Interestingly, treatment with Nutrisim© prior to LPS administration ameliorates significantly the alterations in end-products of lipid oxidation (p<0.021, Fig. 1a), total antioxidant capacity (p<0.032, Fig. 1b), membrane fluidity (p<0.011, Fig. 1c) and ATPase activity (p<0.027, Fig. 2a) and transmembrane pH gradient driven by ATP hydrolysis (p<0.015, Fig. 2b) observed in this septic condition.

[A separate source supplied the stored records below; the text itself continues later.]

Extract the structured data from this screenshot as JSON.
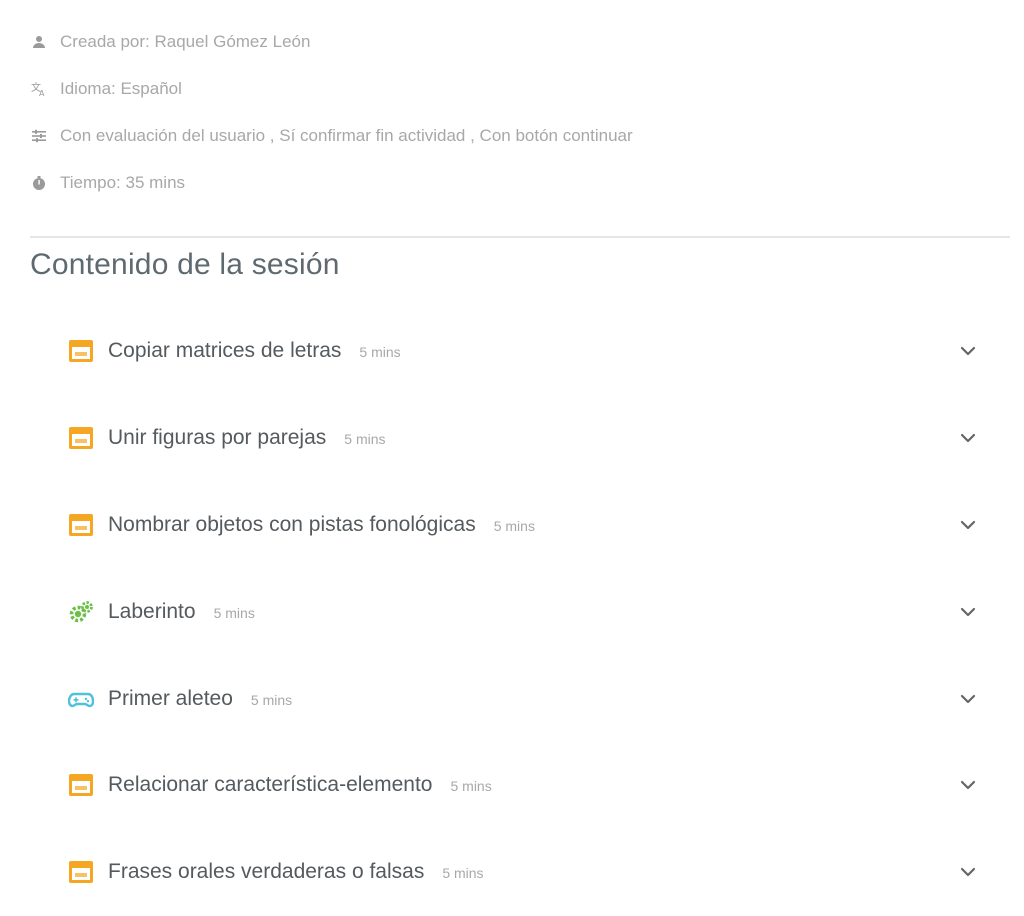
{
  "meta": {
    "creator": "Creada por: Raquel Gómez León",
    "language": "Idioma: Español",
    "settings": "Con evaluación del usuario , Sí confirmar fin actividad , Con botón continuar",
    "time": "Tiempo: 35 mins",
    "icons": [
      "user-icon",
      "translate-icon",
      "settings-list-icon",
      "timer-icon"
    ]
  },
  "section": {
    "title": "Contenido de la sesión"
  },
  "colors": {
    "orange": "#f5a623",
    "green": "#6cc04a",
    "cyan": "#4ec1dd",
    "text": "#555a5e",
    "muted": "#a8a8a8"
  },
  "activities": [
    {
      "title": "Copiar matrices de letras",
      "duration": "5 mins",
      "icon": "calendar-icon"
    },
    {
      "title": "Unir figuras por parejas",
      "duration": "5 mins",
      "icon": "calendar-icon"
    },
    {
      "title": "Nombrar objetos con pistas fonológicas",
      "duration": "5 mins",
      "icon": "calendar-icon"
    },
    {
      "title": "Laberinto",
      "duration": "5 mins",
      "icon": "gears-icon"
    },
    {
      "title": "Primer aleteo",
      "duration": "5 mins",
      "icon": "gamepad-icon"
    },
    {
      "title": "Relacionar característica-elemento",
      "duration": "5 mins",
      "icon": "calendar-icon"
    },
    {
      "title": "Frases orales verdaderas o falsas",
      "duration": "5 mins",
      "icon": "calendar-icon"
    }
  ]
}
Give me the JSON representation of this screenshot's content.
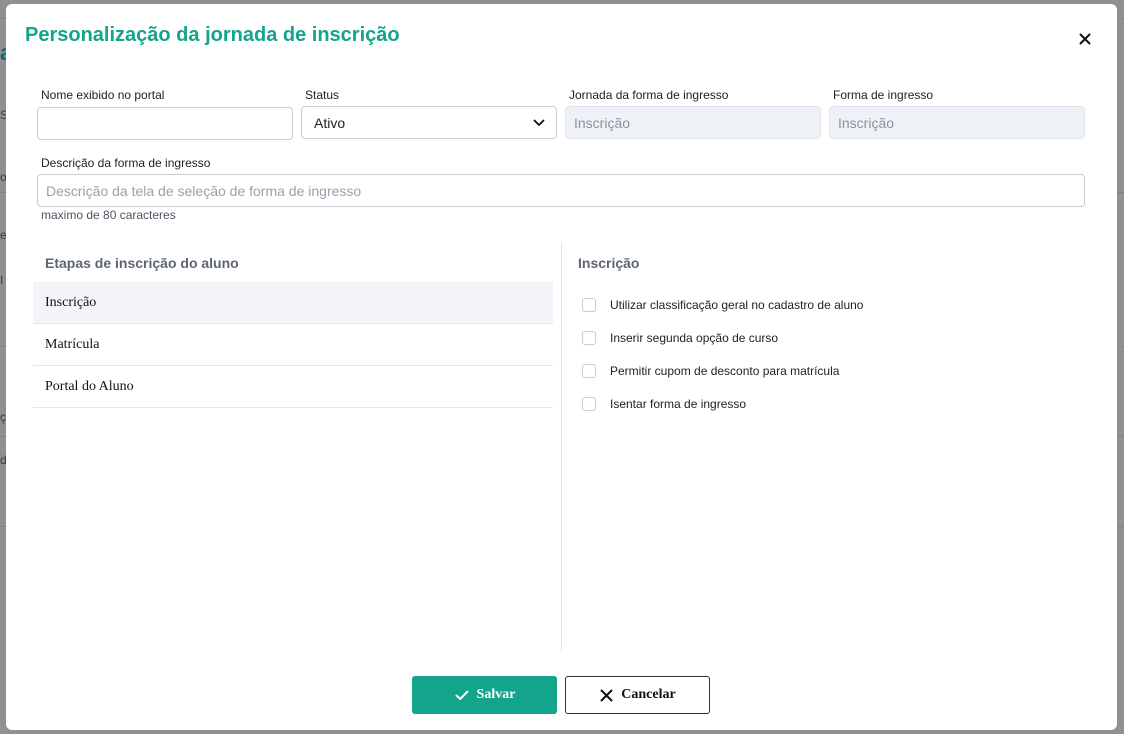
{
  "background": {
    "fragments": [
      "a",
      "S",
      "o",
      "es",
      "I",
      "ç",
      "d"
    ]
  },
  "modal": {
    "title": "Personalização da jornada de inscrição",
    "close_icon": "close-icon"
  },
  "form": {
    "display_name": {
      "label": "Nome exibido no portal",
      "value": ""
    },
    "status": {
      "label": "Status",
      "selected": "Ativo"
    },
    "journey": {
      "label": "Jornada da forma de ingresso",
      "value": "Inscrição"
    },
    "entry_form": {
      "label": "Forma de ingresso",
      "value": "Inscrição"
    },
    "description": {
      "label": "Descrição da forma de ingresso",
      "placeholder": "Descrição da tela de seleção de forma de ingresso",
      "helper": "maximo de 80 caracteres"
    }
  },
  "steps": {
    "title": "Etapas de inscrição do aluno",
    "items": [
      {
        "label": "Inscrição",
        "active": true
      },
      {
        "label": "Matrícula",
        "active": false
      },
      {
        "label": "Portal do Aluno",
        "active": false
      }
    ]
  },
  "options": {
    "title": "Inscrição",
    "items": [
      {
        "label": "Utilizar classificação geral no cadastro de aluno",
        "checked": false
      },
      {
        "label": "Inserir segunda opção de curso",
        "checked": false
      },
      {
        "label": "Permitir cupom de desconto para matrícula",
        "checked": false
      },
      {
        "label": "Isentar forma de ingresso",
        "checked": false
      }
    ]
  },
  "actions": {
    "save_label": "Salvar",
    "cancel_label": "Cancelar"
  },
  "colors": {
    "accent": "#14a38b",
    "overlay": "#8e9093"
  }
}
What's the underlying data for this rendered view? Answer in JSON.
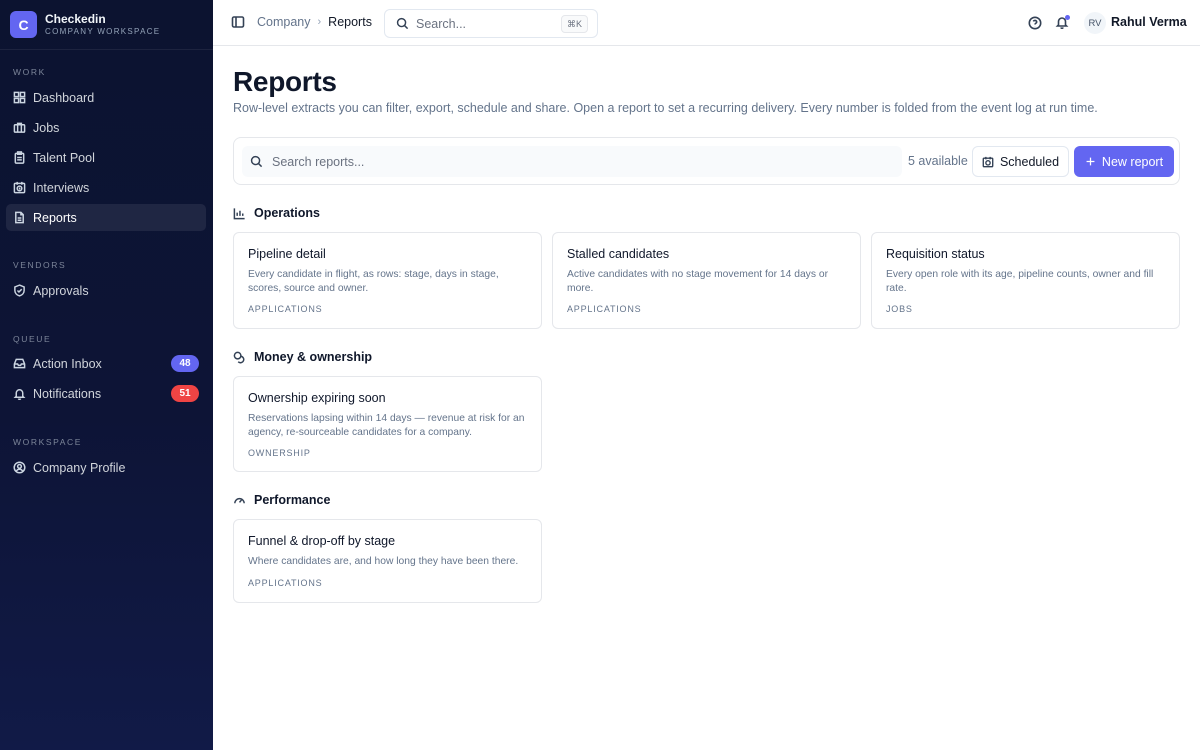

Image for - Beneficial Effect of Nutrisim© 
  against LPS-Induced Liver Injury: Oxidative Stress Markers and Mitochondrial 
  ATP-ase Activity
Fig. 2(a-b): (a) ATPase activity and (b) Transmembrane pH gradient driven by ATP hydrolysis in mitochondria from rat liver subjected to the indicated treatments. The bar indicates the Mean±S.E. *indicate a significant difference from the control group (p<0.05). # indicates a significant difference from the LPS group

Treatment with Nutrisim© after LPS treatment also attenuates the changes in end-products of lipid oxidation (p<0.029, Fig. 1a), total antioxidant capacity (p<0.038, Fig. 1b), membrane fluidity (p<0.010, Fig. 1c) and ATPase activity (p<0.025, Fig. 2a) and transmembrane pH gradient driven by ATP hydrolysis (p<0.023, Fig. 2b). These data suggest a protective effect of Nutrisim© on lipopolysaccharide-induced acute liver injury in rat.

CONCLUSION

In experimental endotoxemia, impaired mitochondrial function and uncoupling of oxidative phosphorylation have been demonstrated. In a previous work we demonstrated that NutriSim© administration attenuates the increase of endotoxin-induced inflammatory mediators, such as TNF-α, IL1 and IL6 (Renovato et al., 2012). The present study shows that NutriSim© preserves ATPase function by attenuating oxidative stress and changes in membrane fluidity. In summary, NutriSim© (a) attenuates endotoxin-induced oxidative stress in liver mitochondria, (b) Preserves mitochondrial membrane fluidity and ATPase activity. The beneficial effects of Nutrisim© against oxidative stress and ATPase activity in rat liver mitochondria presented in this study may suggest a potential chemopreventive effect of this compound in sepsis prevention, however further studies are needed to elucidate the mechanisms of these effects.